Ernst Barlach: Frierende Alte, (Foto: KUNST@SH/Jan Petersen, 2017)

Daten zum Werk

Ernst Barlach: Frierende Alte (Bronze, 1937)
Altes Rathaus, Fleethörn, 24103 Kiel

Beschreibung

Es ist ein anrührender Anblick: Zusammengekauert sitzt die alte Frau auf dem Boden, den Kopf auf die eng an den Körper gezogenen Knie gestützt. Mit dieser Haltung will sie der Kälte trotzen. Im übertragenen Sinn ging es dem Bildhauer Ernst Barlach ähnlich, denn Mitte der 1930er Jahre schlug ihm die Kälte und Feindschaft der Gesellschaft entgegen. Er und seine Arbeiten wurden ausgegrenzt, und er fühlte sich zunehmend zermürbt.

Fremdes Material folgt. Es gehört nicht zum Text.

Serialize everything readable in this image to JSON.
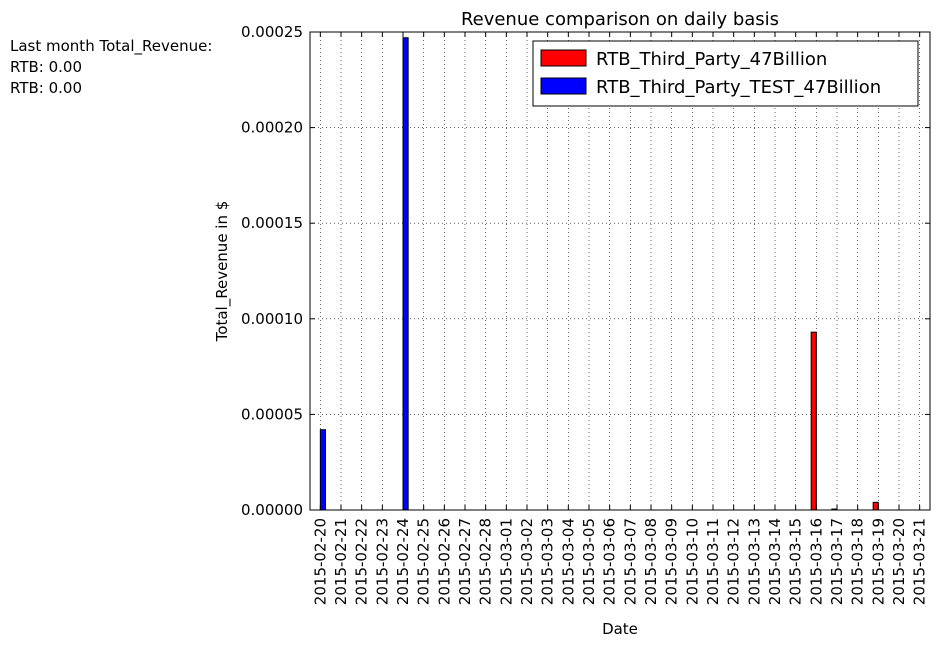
{
  "annotation": {
    "line1": "Last month Total_Revenue:",
    "line2": "RTB: 0.00",
    "line3": "RTB: 0.00"
  },
  "colors": {
    "series_a": "#ff0000",
    "series_b": "#0000ff"
  },
  "chart_data": {
    "type": "bar",
    "title": "Revenue comparison on daily basis",
    "xlabel": "Date",
    "ylabel": "Total_Revenue in $",
    "ylim": [
      0,
      0.00025
    ],
    "yticks": [
      "0.00000",
      "0.00005",
      "0.00010",
      "0.00015",
      "0.00020",
      "0.00025"
    ],
    "grid": true,
    "legend_position": "top-right",
    "categories": [
      "2015-02-20",
      "2015-02-21",
      "2015-02-22",
      "2015-02-23",
      "2015-02-24",
      "2015-02-25",
      "2015-02-26",
      "2015-02-27",
      "2015-02-28",
      "2015-03-01",
      "2015-03-02",
      "2015-03-03",
      "2015-03-04",
      "2015-03-05",
      "2015-03-06",
      "2015-03-07",
      "2015-03-08",
      "2015-03-09",
      "2015-03-10",
      "2015-03-11",
      "2015-03-12",
      "2015-03-13",
      "2015-03-14",
      "2015-03-15",
      "2015-03-16",
      "2015-03-17",
      "2015-03-18",
      "2015-03-19",
      "2015-03-20",
      "2015-03-21"
    ],
    "series": [
      {
        "name": "RTB_Third_Party_47Billion",
        "values": [
          0,
          0,
          0,
          0,
          0,
          0,
          0,
          0,
          0,
          0,
          0,
          0,
          0,
          0,
          0,
          0,
          0,
          0,
          0,
          0,
          0,
          0,
          0,
          0,
          9.3e-05,
          5e-07,
          0,
          4e-06,
          0,
          0
        ]
      },
      {
        "name": "RTB_Third_Party_TEST_47Billion",
        "values": [
          4.2e-05,
          0,
          0,
          0,
          0.000247,
          0,
          0,
          0,
          0,
          0,
          0,
          0,
          0,
          0,
          0,
          0,
          0,
          0,
          0,
          0,
          0,
          0,
          0,
          0,
          0,
          0,
          0,
          0,
          0,
          0
        ]
      }
    ]
  }
}
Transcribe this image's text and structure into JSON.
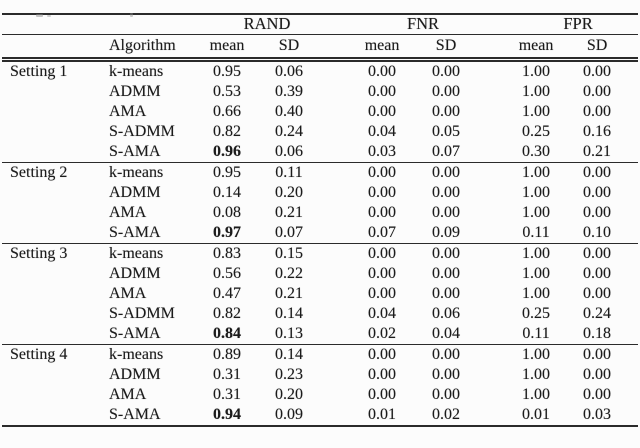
{
  "colors": {
    "background": "#fcfcfc",
    "text": "#1b1b1b",
    "rule": "#2b2b2b"
  },
  "table": {
    "col_groups": [
      {
        "label": "RAND"
      },
      {
        "label": "FNR"
      },
      {
        "label": "FPR"
      }
    ],
    "sub_headers": {
      "algorithm": "Algorithm",
      "mean": "mean",
      "sd": "SD"
    },
    "settings": [
      {
        "label": "Setting 1",
        "rows": [
          {
            "algorithm": "k-means",
            "values": [
              "0.95",
              "0.06",
              "0.00",
              "0.00",
              "1.00",
              "0.00"
            ],
            "bold": []
          },
          {
            "algorithm": "ADMM",
            "values": [
              "0.53",
              "0.39",
              "0.00",
              "0.00",
              "1.00",
              "0.00"
            ],
            "bold": []
          },
          {
            "algorithm": "AMA",
            "values": [
              "0.66",
              "0.40",
              "0.00",
              "0.00",
              "1.00",
              "0.00"
            ],
            "bold": []
          },
          {
            "algorithm": "S-ADMM",
            "values": [
              "0.82",
              "0.24",
              "0.04",
              "0.05",
              "0.25",
              "0.16"
            ],
            "bold": []
          },
          {
            "algorithm": "S-AMA",
            "values": [
              "0.96",
              "0.06",
              "0.03",
              "0.07",
              "0.30",
              "0.21"
            ],
            "bold": [
              0
            ]
          }
        ]
      },
      {
        "label": "Setting 2",
        "rows": [
          {
            "algorithm": "k-means",
            "values": [
              "0.95",
              "0.11",
              "0.00",
              "0.00",
              "1.00",
              "0.00"
            ],
            "bold": []
          },
          {
            "algorithm": "ADMM",
            "values": [
              "0.14",
              "0.20",
              "0.00",
              "0.00",
              "1.00",
              "0.00"
            ],
            "bold": []
          },
          {
            "algorithm": "AMA",
            "values": [
              "0.08",
              "0.21",
              "0.00",
              "0.00",
              "1.00",
              "0.00"
            ],
            "bold": []
          },
          {
            "algorithm": "S-AMA",
            "values": [
              "0.97",
              "0.07",
              "0.07",
              "0.09",
              "0.11",
              "0.10"
            ],
            "bold": [
              0
            ]
          }
        ]
      },
      {
        "label": "Setting 3",
        "rows": [
          {
            "algorithm": "k-means",
            "values": [
              "0.83",
              "0.15",
              "0.00",
              "0.00",
              "1.00",
              "0.00"
            ],
            "bold": []
          },
          {
            "algorithm": "ADMM",
            "values": [
              "0.56",
              "0.22",
              "0.00",
              "0.00",
              "1.00",
              "0.00"
            ],
            "bold": []
          },
          {
            "algorithm": "AMA",
            "values": [
              "0.47",
              "0.21",
              "0.00",
              "0.00",
              "1.00",
              "0.00"
            ],
            "bold": []
          },
          {
            "algorithm": "S-ADMM",
            "values": [
              "0.82",
              "0.14",
              "0.04",
              "0.06",
              "0.25",
              "0.24"
            ],
            "bold": []
          },
          {
            "algorithm": "S-AMA",
            "values": [
              "0.84",
              "0.13",
              "0.02",
              "0.04",
              "0.11",
              "0.18"
            ],
            "bold": [
              0
            ]
          }
        ]
      },
      {
        "label": "Setting 4",
        "rows": [
          {
            "algorithm": "k-means",
            "values": [
              "0.89",
              "0.14",
              "0.00",
              "0.00",
              "1.00",
              "0.00"
            ],
            "bold": []
          },
          {
            "algorithm": "ADMM",
            "values": [
              "0.31",
              "0.23",
              "0.00",
              "0.00",
              "1.00",
              "0.00"
            ],
            "bold": []
          },
          {
            "algorithm": "AMA",
            "values": [
              "0.31",
              "0.20",
              "0.00",
              "0.00",
              "1.00",
              "0.00"
            ],
            "bold": []
          },
          {
            "algorithm": "S-AMA",
            "values": [
              "0.94",
              "0.09",
              "0.01",
              "0.02",
              "0.01",
              "0.03"
            ],
            "bold": [
              0
            ]
          }
        ]
      }
    ]
  }
}
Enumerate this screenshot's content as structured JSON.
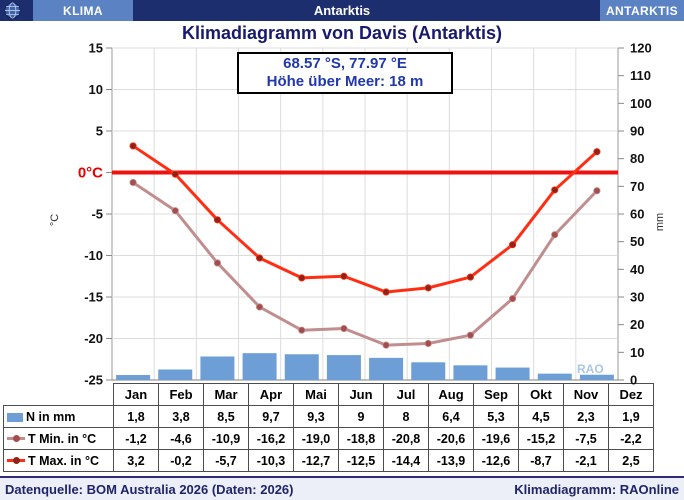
{
  "header": {
    "left_tab": "KLIMA",
    "center": "Antarktis",
    "right_tab": "ANTARKTIS"
  },
  "title": "Klimadiagramm von Davis (Antarktis)",
  "subtitle": {
    "line1": "68.57 °S, 77.97 °E",
    "line2": "Höhe über Meer: 18 m"
  },
  "chart_data": {
    "type": "bar+line combo climate diagram",
    "categories": [
      "Jan",
      "Feb",
      "Mar",
      "Apr",
      "Mai",
      "Jun",
      "Jul",
      "Aug",
      "Sep",
      "Okt",
      "Nov",
      "Dez"
    ],
    "series": [
      {
        "name": "N in mm",
        "type": "bar",
        "axis": "right",
        "color": "#6d9fd6",
        "values": [
          1.8,
          3.8,
          8.5,
          9.7,
          9.3,
          9,
          8,
          6.4,
          5.3,
          4.5,
          2.3,
          1.9
        ]
      },
      {
        "name": "T Min. in °C",
        "type": "line",
        "axis": "left",
        "color": "#c08e8e",
        "marker_color": "#a34d4d",
        "values": [
          -1.2,
          -4.6,
          -10.9,
          -16.2,
          -19.0,
          -18.8,
          -20.8,
          -20.6,
          -19.6,
          -15.2,
          -7.5,
          -2.2
        ]
      },
      {
        "name": "T Max. in °C",
        "type": "line",
        "axis": "left",
        "color": "#ff2e12",
        "marker_color": "#8e2417",
        "values": [
          3.2,
          -0.2,
          -5.7,
          -10.3,
          -12.7,
          -12.5,
          -14.4,
          -13.9,
          -12.6,
          -8.7,
          -2.1,
          2.5
        ]
      }
    ],
    "left_axis": {
      "label": "°C",
      "min": -25,
      "max": 15,
      "tick_step": 5,
      "zero_label": "0°C",
      "zero_color": "#e60000"
    },
    "right_axis": {
      "label": "mm",
      "min": 0,
      "max": 120,
      "tick_step": 10
    },
    "zero_line_color": "#ee1111",
    "grid": true,
    "legend_position": "table below chart",
    "watermark": "RAO"
  },
  "table": {
    "columns": [
      "Jan",
      "Feb",
      "Mar",
      "Apr",
      "Mai",
      "Jun",
      "Jul",
      "Aug",
      "Sep",
      "Okt",
      "Nov",
      "Dez"
    ],
    "rows": [
      {
        "label": "N in mm",
        "legend": "bar",
        "series": "N in mm",
        "values": [
          "1,8",
          "3,8",
          "8,5",
          "9,7",
          "9,3",
          "9",
          "8",
          "6,4",
          "5,3",
          "4,5",
          "2,3",
          "1,9"
        ]
      },
      {
        "label": "T Min. in °C",
        "legend": "line",
        "series": "T Min. in °C",
        "values": [
          "-1,2",
          "-4,6",
          "-10,9",
          "-16,2",
          "-19,0",
          "-18,8",
          "-20,8",
          "-20,6",
          "-19,6",
          "-15,2",
          "-7,5",
          "-2,2"
        ]
      },
      {
        "label": "T Max. in °C",
        "legend": "line",
        "series": "T Max. in °C",
        "values": [
          "3,2",
          "-0,2",
          "-5,7",
          "-10,3",
          "-12,7",
          "-12,5",
          "-14,4",
          "-13,9",
          "-12,6",
          "-8,7",
          "-2,1",
          "2,5"
        ]
      }
    ]
  },
  "footer": {
    "left": "Datenquelle: BOM Australia 2026 (Daten: 2026)",
    "right": "Klimadiagramm: RAOnline"
  },
  "colors": {
    "header_navy": "#1d2e6e",
    "header_tab_blue": "#5b83c3",
    "title_navy": "#181a6e",
    "subtitle_blue": "#2138a8",
    "footer_bg": "#edeff8"
  }
}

Die in sich gekehrte, frierende Alte spiegelte daher gut seine eigene Verfassung.

Künstler/in

Ernst Barlach wurde am 2. Januar 1870 in Wedel geboren. Einen Großteil seiner Kindheit verbrachte er in Ratzeburg. 1888–1891 studierte er an der Kunstgewerbeschule Hamburg, danach bis 1895 an der Kunstakademie in Dresden. Ab 1897 war er als freischaffender Künstler tätig. Die Einflüsse einer Reise nach Russland 1906 beeinflussten sein weiteres Werk. Ab 1910 nahm er regelmäßig an Ausstellungen der Berliner Secession, des Sonderbundes und beim Kunstsammler Paul Cassirer in Berlin teil. In diesem Jahr zog er auch nach Güstrow in Mecklenburg. Seine Werke umfassen vor allem Holzplastiken und Bronzen, aber auch Druckgrafiken, Zeichnungen und Literatur. Im Jahre 1937 wurden alle Werke Barlachs als entartet gekennzeichnet und aus den deutschen Museen entfernt. Ernst Barlach starb am 24. Oktober 1938 in Rostock an einem Herzinfarkt. Heute gilt er als bedeutendter Bildhauer Norddeutschlands. Werke des Künstlers werden u.a. in Güstrow, Ratzeburg und Hamburg ausgestellt.